William Stanton, the director of the American Institute in Taiwan, said Washington has welcomed the increased dialogue between the island and mainland since President Ma Ying-jeou came to power in 2008.
"Now, some observers believe the United States is uncomfortable with improved cross-Strait ties, that we feel threatened, or nervous, or left out," Stanton said while addressing the 20th anniversary of Taiwan's quasi-official Straits Exchange Foundation.
"Let me tell you categorically that this is not the case."
The foundation has been authorised by its government to play a key role in negotiations between Taiwan and its former bitter rival China, due to the lack of official contact.

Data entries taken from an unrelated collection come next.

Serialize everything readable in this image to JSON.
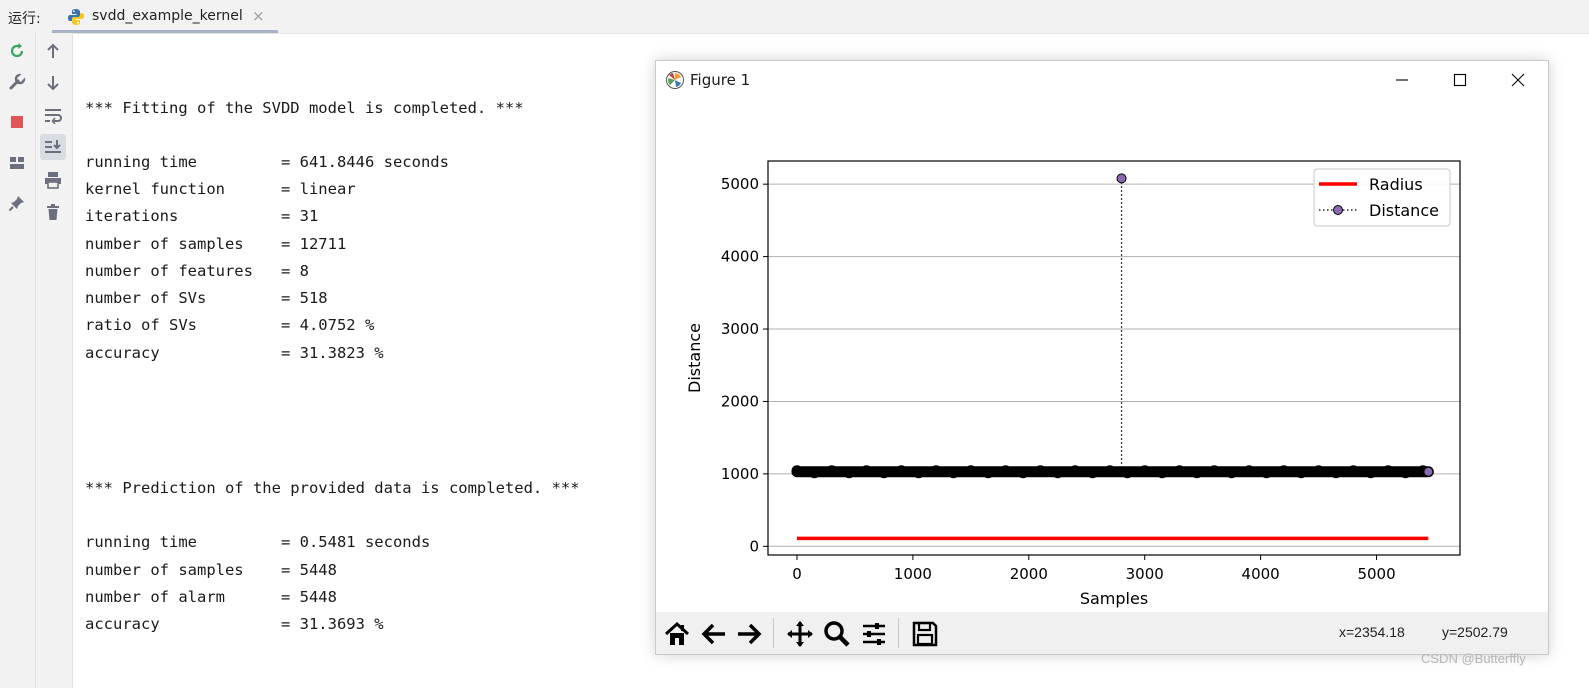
{
  "run_panel": {
    "label": "运行:",
    "tab": {
      "title": "svdd_example_kernel",
      "close": "×"
    }
  },
  "toolbar_left": [
    "rerun-icon",
    "wrench-icon",
    "stop-icon",
    "layout-icon",
    "pin-icon"
  ],
  "toolbar_right": [
    "arrow-up-icon",
    "arrow-down-icon",
    "soft-wrap-icon",
    "scroll-to-end-icon",
    "print-icon",
    "trash-icon"
  ],
  "console": {
    "fit_header": "*** Fitting of the SVDD model is completed. ***",
    "fit_lines": [
      "running time         = 641.8446 seconds",
      "kernel function      = linear",
      "iterations           = 31",
      "number of samples    = 12711",
      "number of features   = 8",
      "number of SVs        = 518",
      "ratio of SVs         = 4.0752 %",
      "accuracy             = 31.3823 %"
    ],
    "pred_header": "*** Prediction of the provided data is completed. ***",
    "pred_lines": [
      "running time         = 0.5481 seconds",
      "number of samples    = 5448",
      "number of alarm      = 5448",
      "accuracy             = 31.3693 %"
    ]
  },
  "figure": {
    "title": "Figure 1",
    "coords": {
      "x": "x=2354.18",
      "y": "y=2502.79"
    },
    "toolbar": [
      "home-icon",
      "back-icon",
      "forward-icon",
      "pan-icon",
      "zoom-icon",
      "configure-icon",
      "save-icon"
    ]
  },
  "chart_data": {
    "type": "line",
    "xlabel": "Samples",
    "ylabel": "Distance",
    "xlim": [
      -250,
      5720
    ],
    "ylim": [
      -120,
      5320
    ],
    "xticks": [
      0,
      1000,
      2000,
      3000,
      4000,
      5000
    ],
    "yticks": [
      0,
      1000,
      2000,
      3000,
      4000,
      5000
    ],
    "grid": "horizontal",
    "legend_position": "upper right",
    "series": [
      {
        "name": "Radius",
        "style": "solid",
        "color": "#ff0000",
        "x": [
          0,
          5447
        ],
        "y": [
          110,
          110
        ]
      },
      {
        "name": "Distance",
        "style": "dotted with circle markers",
        "color": "#000000",
        "marker_color": "#8b68b0",
        "x_range": [
          0,
          5447
        ],
        "baseline": 1030,
        "spike": {
          "x": 2800,
          "y": 5080
        },
        "last_point": {
          "x": 5447,
          "y": 1030
        }
      }
    ]
  },
  "watermark": "CSDN @Butterffly"
}
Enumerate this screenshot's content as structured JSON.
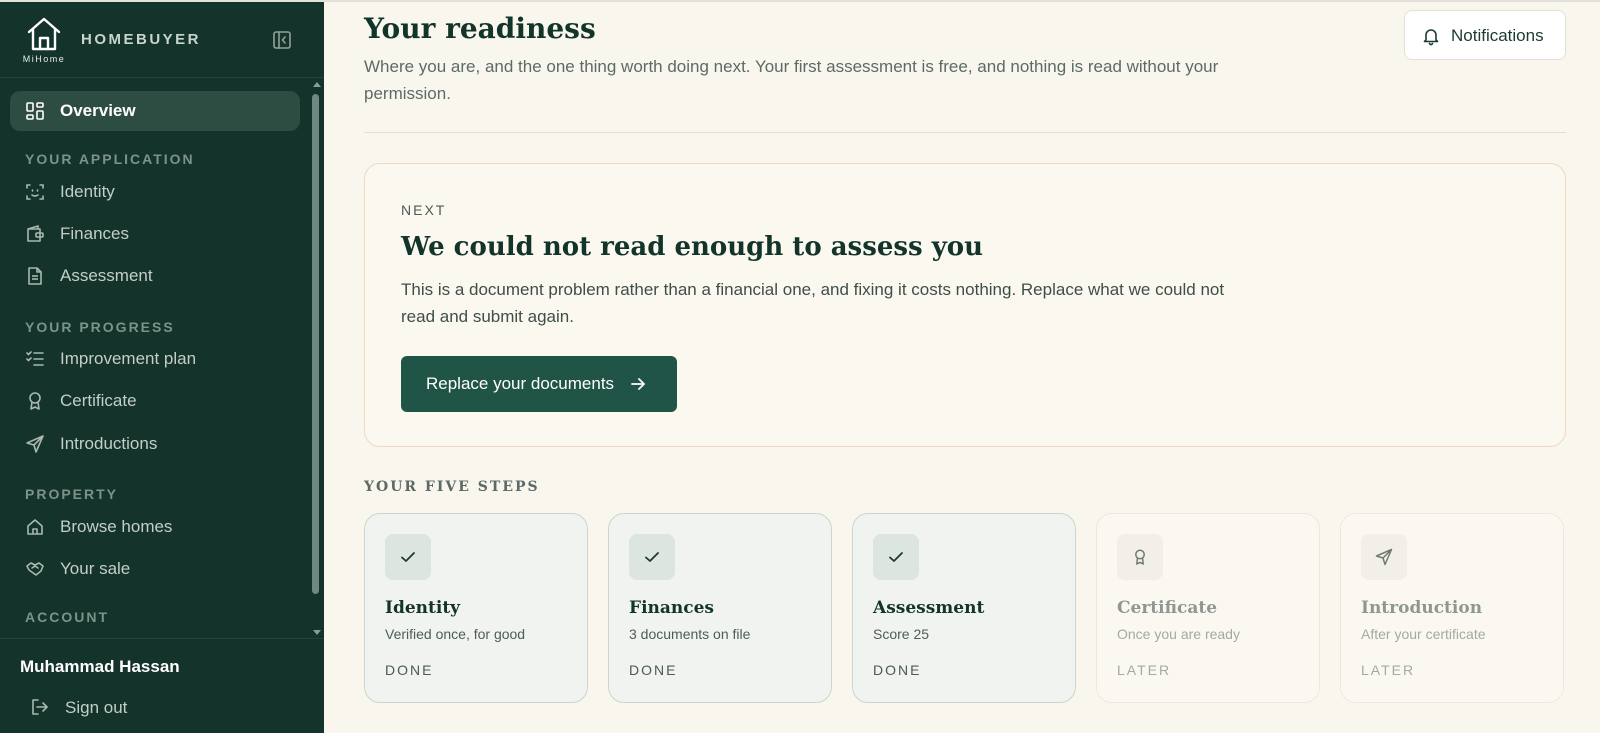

"First, we are not nervous about improving cross-Strait ties because Taiwan is a vibrant, thriving democracy whose citizens embrace the privilege and responsibility of participatory government."
Closer links between Taiwan and China are good for the region and for the United States, he said.
"In a world beset by uncertainty, upheaval and potential flashpoints -- just look at the headlines from the Middle East and the Korean peninsula -- a peaceful and stable Taiwan Strait is, frankly speaking, a godsend."
The US diplomat especially welcomed the sweeping Economic Cooperation Framework Agreement signed by Taiwan and China last year.
The trade pact has been characterised as the boldest step yet towards reconciliation between the former rivals, who split in 1949 after a civil war. Beijing still views Taiwan as part of its territory awaiting reunification.
Taiwan's ruling Kuomintang party has hailed the agreement, saying it will bolster the island's economy, but the anti-China Democratic Progressive Party (DPP) and its allies claim it will undermine its de facto independence.